I am in the market for an Assault Rifle in the 5.56 cal. I carried the Colt AR-15A3 for the US Treasury Dept. for almost 20 years and know what it can do. I was locked in on buying one of these just to keep around the house in case things go south in the near future, which I believe they will, when my old National Firearms Coord. suggested that before I buy I take a look at the Rock River Arms counterpart to the Colt. He has no personal experience with this weapon but thought it looked good on paper.

Is there anyone out there who has had any personal experience with the Rock River Arms, Elite CAR A4 who is willing to give me your thoughts on this firearm. I am totally unfamiliar with Rock River Arms products and how they may compare to Colt.


----------



## Csquared (Sep 5, 2006)

Hey Duck,

I'll be watching with interest for any and all responses, since I too am shopping (sort of) for an AR variation of some sort.

I will NOT be buying a Colt. They ****** me off beyond comprehension a while back when they went public with statements against the NRA. Even the most vocal supporter of Colt handguns I know was taken aback.

Around here the consensus is the copies have Colt beat now anyway.

Let's see what happens.


----------



## Csquared (Sep 5, 2006)

Someone needs to tweak this program. I did not say "ticked". Ticked does not come close to showing how pizzed I am at Colt, and Smith and Wesson for that matter.

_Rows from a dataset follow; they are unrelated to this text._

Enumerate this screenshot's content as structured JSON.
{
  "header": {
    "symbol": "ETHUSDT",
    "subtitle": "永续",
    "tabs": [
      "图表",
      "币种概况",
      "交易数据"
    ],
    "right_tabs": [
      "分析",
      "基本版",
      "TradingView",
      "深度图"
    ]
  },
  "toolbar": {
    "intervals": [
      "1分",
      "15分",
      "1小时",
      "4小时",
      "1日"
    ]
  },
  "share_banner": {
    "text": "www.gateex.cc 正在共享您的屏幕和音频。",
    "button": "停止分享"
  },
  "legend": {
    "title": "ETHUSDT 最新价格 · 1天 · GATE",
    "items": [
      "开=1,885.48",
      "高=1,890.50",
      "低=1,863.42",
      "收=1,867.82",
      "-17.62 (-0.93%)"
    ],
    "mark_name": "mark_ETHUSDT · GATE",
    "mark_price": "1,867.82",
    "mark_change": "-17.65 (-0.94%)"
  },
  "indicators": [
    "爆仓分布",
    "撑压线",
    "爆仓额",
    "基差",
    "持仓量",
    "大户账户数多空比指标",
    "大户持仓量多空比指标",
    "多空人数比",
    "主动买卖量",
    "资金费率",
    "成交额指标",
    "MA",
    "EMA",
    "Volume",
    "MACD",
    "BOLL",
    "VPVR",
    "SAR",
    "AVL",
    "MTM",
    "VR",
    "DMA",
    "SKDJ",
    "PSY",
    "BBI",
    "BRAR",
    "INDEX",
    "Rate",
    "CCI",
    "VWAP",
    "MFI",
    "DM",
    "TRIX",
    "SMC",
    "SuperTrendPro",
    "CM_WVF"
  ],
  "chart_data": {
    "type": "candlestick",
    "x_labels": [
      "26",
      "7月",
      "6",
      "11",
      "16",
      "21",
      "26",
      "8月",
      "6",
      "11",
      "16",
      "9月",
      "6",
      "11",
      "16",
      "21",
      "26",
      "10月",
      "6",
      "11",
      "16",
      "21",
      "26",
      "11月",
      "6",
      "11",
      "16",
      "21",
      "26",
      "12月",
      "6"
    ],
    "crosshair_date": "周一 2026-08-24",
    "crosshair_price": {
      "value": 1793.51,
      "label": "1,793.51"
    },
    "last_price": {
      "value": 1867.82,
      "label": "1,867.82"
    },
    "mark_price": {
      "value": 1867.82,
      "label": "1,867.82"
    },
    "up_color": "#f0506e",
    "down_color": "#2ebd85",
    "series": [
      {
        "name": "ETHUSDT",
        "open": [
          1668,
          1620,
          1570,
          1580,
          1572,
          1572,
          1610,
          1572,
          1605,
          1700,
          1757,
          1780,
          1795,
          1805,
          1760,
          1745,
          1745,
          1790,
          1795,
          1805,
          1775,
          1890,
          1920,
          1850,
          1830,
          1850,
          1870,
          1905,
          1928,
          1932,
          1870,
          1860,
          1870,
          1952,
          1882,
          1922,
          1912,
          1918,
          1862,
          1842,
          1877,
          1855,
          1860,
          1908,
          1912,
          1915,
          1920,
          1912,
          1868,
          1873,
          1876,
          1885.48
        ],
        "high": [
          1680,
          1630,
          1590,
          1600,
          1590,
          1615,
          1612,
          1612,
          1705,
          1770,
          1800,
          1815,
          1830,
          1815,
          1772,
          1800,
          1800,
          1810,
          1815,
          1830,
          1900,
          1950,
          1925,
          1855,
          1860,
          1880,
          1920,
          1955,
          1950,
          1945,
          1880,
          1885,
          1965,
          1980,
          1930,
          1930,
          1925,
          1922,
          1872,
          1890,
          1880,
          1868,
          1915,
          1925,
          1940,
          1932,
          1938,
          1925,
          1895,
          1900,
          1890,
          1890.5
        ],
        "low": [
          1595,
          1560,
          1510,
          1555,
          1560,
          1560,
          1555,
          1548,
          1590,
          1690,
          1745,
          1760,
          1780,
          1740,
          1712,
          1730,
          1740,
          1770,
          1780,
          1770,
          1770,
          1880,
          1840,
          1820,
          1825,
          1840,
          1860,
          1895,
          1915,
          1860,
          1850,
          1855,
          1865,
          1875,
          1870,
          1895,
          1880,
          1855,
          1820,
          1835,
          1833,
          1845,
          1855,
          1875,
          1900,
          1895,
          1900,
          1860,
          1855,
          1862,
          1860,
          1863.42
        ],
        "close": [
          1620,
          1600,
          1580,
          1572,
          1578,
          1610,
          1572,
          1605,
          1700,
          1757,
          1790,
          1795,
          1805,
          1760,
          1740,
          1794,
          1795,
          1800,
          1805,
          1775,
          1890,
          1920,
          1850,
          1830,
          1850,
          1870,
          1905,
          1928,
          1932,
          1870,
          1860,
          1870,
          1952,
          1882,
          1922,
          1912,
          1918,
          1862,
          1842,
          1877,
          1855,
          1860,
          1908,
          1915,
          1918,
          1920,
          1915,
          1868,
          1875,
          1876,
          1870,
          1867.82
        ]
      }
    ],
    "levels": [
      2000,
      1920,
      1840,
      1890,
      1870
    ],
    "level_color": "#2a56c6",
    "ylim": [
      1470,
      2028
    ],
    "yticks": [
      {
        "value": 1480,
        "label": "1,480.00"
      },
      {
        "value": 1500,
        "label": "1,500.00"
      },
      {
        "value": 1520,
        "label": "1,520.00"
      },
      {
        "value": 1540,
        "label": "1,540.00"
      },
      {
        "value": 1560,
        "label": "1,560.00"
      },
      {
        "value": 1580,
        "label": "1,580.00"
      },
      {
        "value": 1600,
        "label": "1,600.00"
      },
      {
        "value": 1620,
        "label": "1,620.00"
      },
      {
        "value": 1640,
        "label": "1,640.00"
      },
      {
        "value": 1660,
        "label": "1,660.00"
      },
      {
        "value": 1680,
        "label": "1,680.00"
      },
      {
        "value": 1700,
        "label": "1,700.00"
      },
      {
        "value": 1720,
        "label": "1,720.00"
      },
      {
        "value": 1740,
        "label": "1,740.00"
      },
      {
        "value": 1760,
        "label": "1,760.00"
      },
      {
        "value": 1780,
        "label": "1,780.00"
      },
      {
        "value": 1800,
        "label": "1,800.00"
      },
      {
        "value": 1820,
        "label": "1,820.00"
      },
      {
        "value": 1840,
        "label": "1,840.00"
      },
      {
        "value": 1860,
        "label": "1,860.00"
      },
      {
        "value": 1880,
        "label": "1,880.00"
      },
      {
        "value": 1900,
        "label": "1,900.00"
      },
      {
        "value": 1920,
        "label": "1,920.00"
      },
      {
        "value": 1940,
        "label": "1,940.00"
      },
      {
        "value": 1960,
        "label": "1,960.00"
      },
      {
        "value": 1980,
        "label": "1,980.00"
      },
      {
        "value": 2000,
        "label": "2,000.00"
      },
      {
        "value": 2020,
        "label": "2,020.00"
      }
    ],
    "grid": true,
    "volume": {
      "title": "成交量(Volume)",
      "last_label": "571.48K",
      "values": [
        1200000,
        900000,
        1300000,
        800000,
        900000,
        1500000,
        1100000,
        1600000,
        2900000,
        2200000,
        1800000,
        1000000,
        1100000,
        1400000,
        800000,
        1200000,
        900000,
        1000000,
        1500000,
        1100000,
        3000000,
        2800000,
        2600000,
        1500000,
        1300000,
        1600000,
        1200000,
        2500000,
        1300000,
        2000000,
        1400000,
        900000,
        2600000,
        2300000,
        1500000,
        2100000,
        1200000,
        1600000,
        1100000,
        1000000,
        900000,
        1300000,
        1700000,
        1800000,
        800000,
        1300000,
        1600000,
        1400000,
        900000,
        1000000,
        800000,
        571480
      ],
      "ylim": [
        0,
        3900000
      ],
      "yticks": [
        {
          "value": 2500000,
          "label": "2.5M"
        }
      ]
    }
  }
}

We as gun owners need to remember who in the industry has their hearts and minds in the right places, and remember the ones who don't EVEN LONGER!!!!!


----------



## Remington 7400 (Dec 14, 2005)

I drove half way around the state looking at the different manufactures then I decided on a DPMS, so far that choice had proved to be great.

I wanted a M4 style rifle so I went with this.

http://www.pantherarms.com/firearms/5.56x45mm/lite_16.aspx

For a M16 style rifle I think you would be greatly satisfied with this.

http://www.pantherarms.com/firearms/5.56x45mm/classic.aspx


----------



## People (Jan 17, 2005)

I have never dealt with the select fire weapons from DPMS but I have a few friends that have the semi auto only dpms guns. They have never had a problem with their guns. I would rather have a crapy SKS "and they all are compaired to the MAC-90 type guns" than have a colt. I am parshal to bushmaster but DPMS and Rock River Arms both make a great gun.


----------



## Bore.224 (Mar 23, 2005)

DuckHTR My brother has a Bushmaster and its great, I think the A2's are too heavy as I got used to the A1's in my Army Days but thats just me. Please do not use the term Assault Rifle, that is a anti gun term used by spindoctors to scare the uneducated. I called my M-16 Lisa!!


----------